IRS to delay tax refunds for millions of working-class & poor families

11 Jan, 2017 05:20 / Updated 8 years ago

With tax season looming, more than 40 million low-income American families will not be getting their tax refunds as soon as expected.

In a bid to catch identity thieves and fraudsters, the Internal Revenue Service (IRS) is delaying refunds for anyone claiming the earned income tax credit (EITC) or the additional child tax credit (ACTC), which would disproportionately hurt working-class and poor families, many of whom claim both credits.

"For many people, this is the biggest check they see all year," IRS Commissioner John Koskinen wrote on the agency’s website.

As one of the largest anti-poverty programs, the earned income tax credit paid out $72 million to 29 million families in 2014. In that same year, the additional child tax credit provided an additional $27 billion to 20 million families.

This year, the IRS is expected to process more than 150 million tax returns. More than 70 percent of those taxpayers are expected to receive refunds within three weeks of their returns.

On their site, the IRS claims that the delay is in response to section 201 of the Protecting Americans from Tax Hikes Act of 2015 (PATH Act), which “made several changes to the tax law to benefit taxpayers and their families.”

Section 201 of the PATH Act provides “additional time for the IRS to review refund claims based on the earned income tax credit and the refundable portion of the child tax credit in order to reduce fraud and improper payments.”

In order to comply with the law, the IRS is will hold all future refunds on EITC and ACTC returns until February 15.

Even though returns will be delayed, Koskinen urged taxpayers not to file late.

"We encourage taxpayers to file as they normally would, including returns claiming the EITC or ACTC,” Koskinen says on the IRS site. He also warns taxpayers that the refunds will not start be available in their bank accounts until the week of February 27.

The delay is meant to give the IRS more time to detect identity theft, which the IRS estimates costs $3.1 billion in fraudulent returns in 2014, and $5.8 billion the year prior. In that two-year period, the IRS estimates that they prevented nearly $47 billion in fraudulent returns.

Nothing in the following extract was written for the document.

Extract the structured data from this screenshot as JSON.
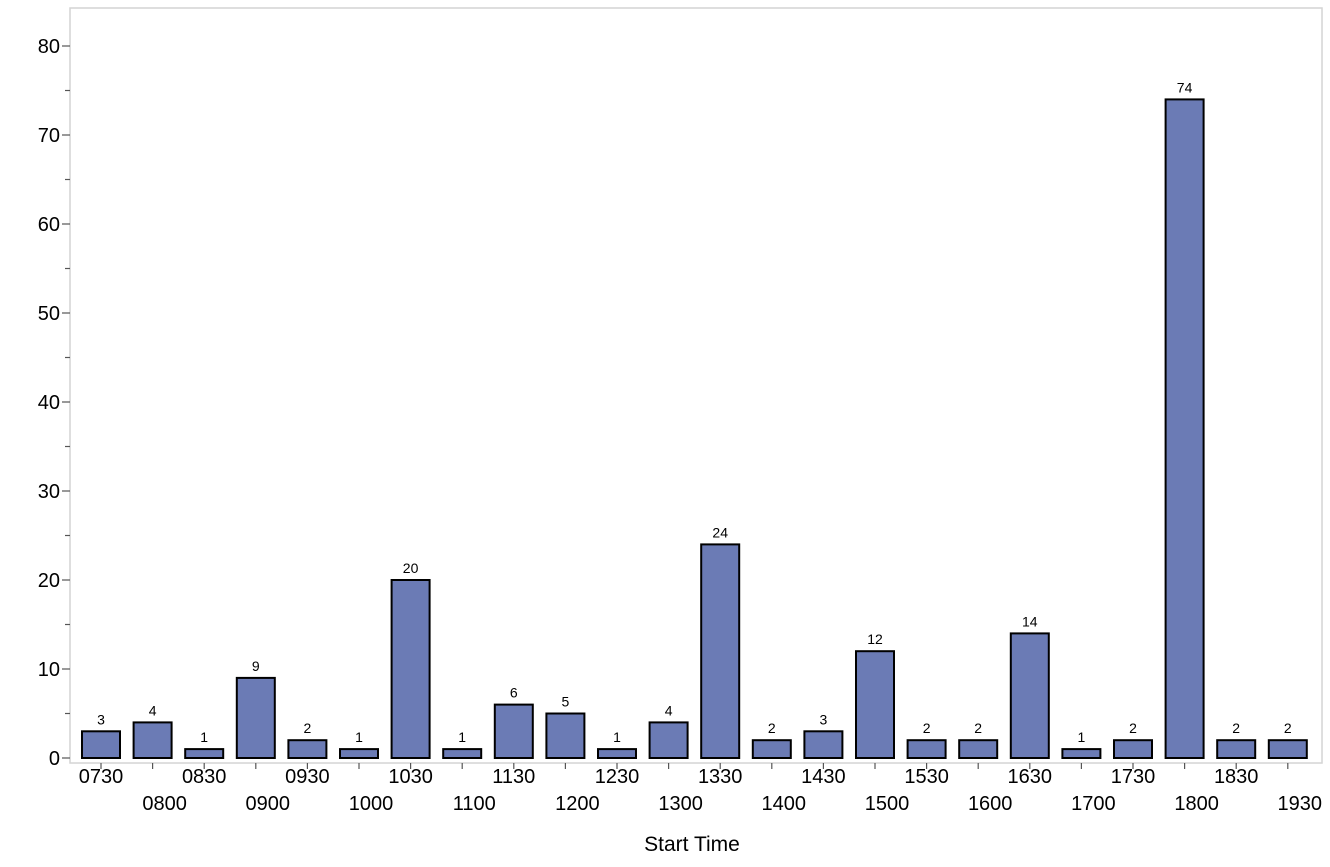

Last year, the IRS claims that their efforts to weed out any fraudulent tax returns saw a “50 percent decline in the number of new reports of stolen identities on federal tax returns.”

Koskinen claims that the IRS needs more time to screen for identity thieves, as they have been getting more sophisticated.

"We're talking about international organized crime syndicates," Koskinen said, according to the Associated Press.